The dazzling Commander inaugurated the BNCT in July of 1988. It left behind the destruction of the old library, as well as the replica of the Punta del Este Cave, with its aboriginal pictographs perfectly copied with mathematical calculations and artistic patterns, which numerous Cuban and foreign specialists had achieved. Everything was worthy of being sacrificed in the name of the new lunacy. The press did not publish these events, although they orchestrated the fanfare of the inauguration.
The BNCT never had the riches of the Library of Congress. In addition, it never attained the dream of providing the latest scientific information services, not to mention equipment, shelving and furniture, which had nowhere near the quality, comfort and elegance of the old library that was destroyed. It was a short-lived bubble, because ideas based on destruction are doomed to failure.
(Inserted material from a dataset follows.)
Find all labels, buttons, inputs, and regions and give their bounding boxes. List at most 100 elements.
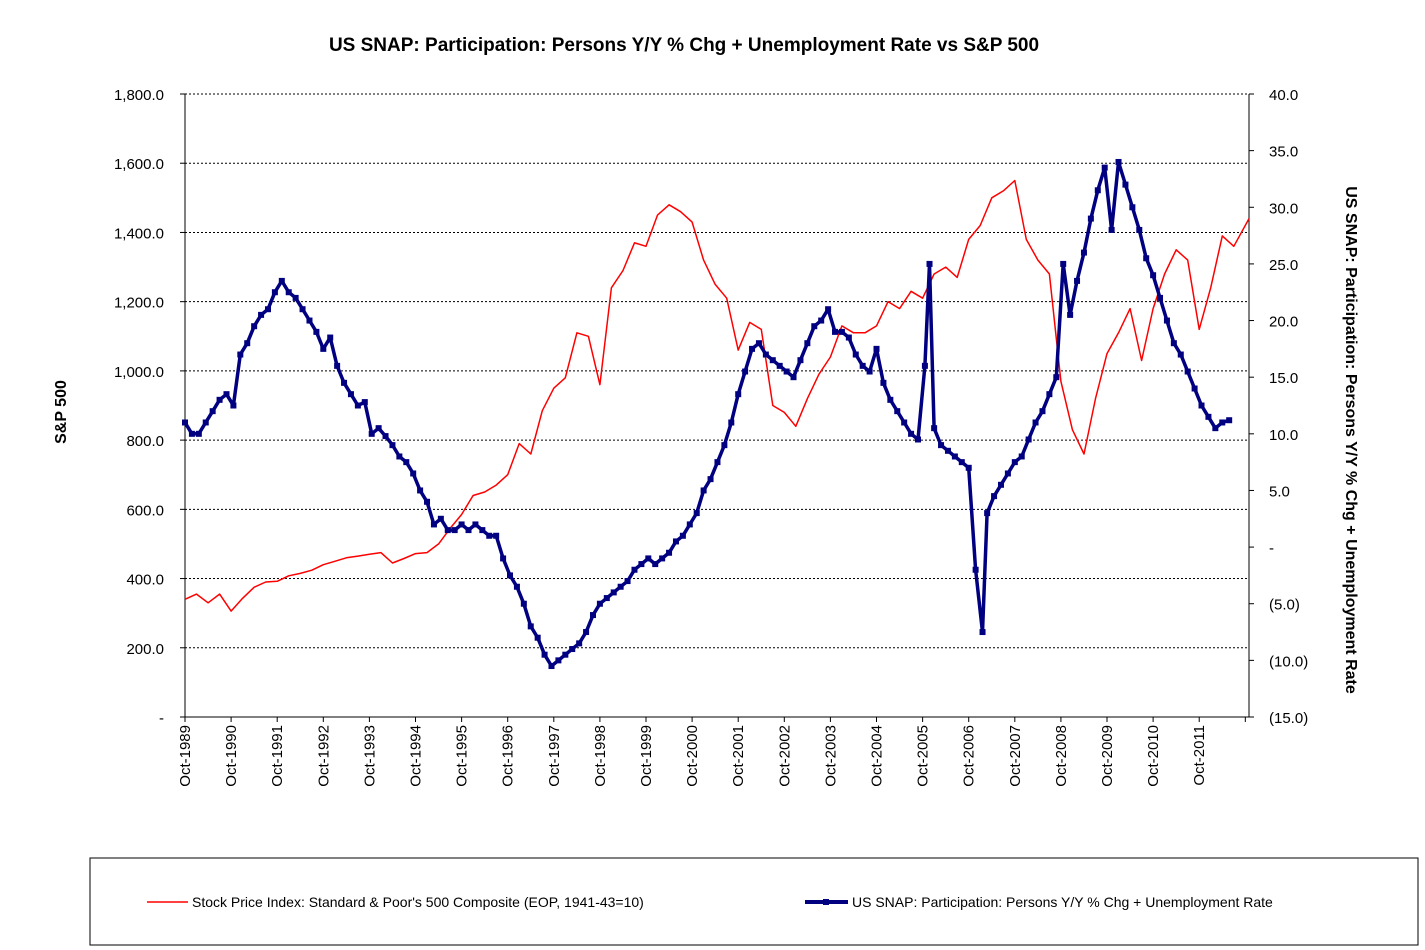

That has been the sign of each of the Orate’s initiative.
It turns out that the Capitol has recently become part of the Heritage under The City Historian’s works of restoration. I found out that, at the end of the day, the BNCT has also fallen into disgrace and it must abandon its current premises. To that end, the most exalted science library in Latin America has been assigned a few small locations where its collection does not fit. Workers have been forced to discard many resources that they have had to pack away, and, evidently, there won’t be space for the BNCT in the Capitol this time around, once it is restored. Thus, the BNCT must also prepare its epitaph. Hereinafter, it will become part of the long list of destruction that the Commander of Perverse Lunacy has left in his passage through life.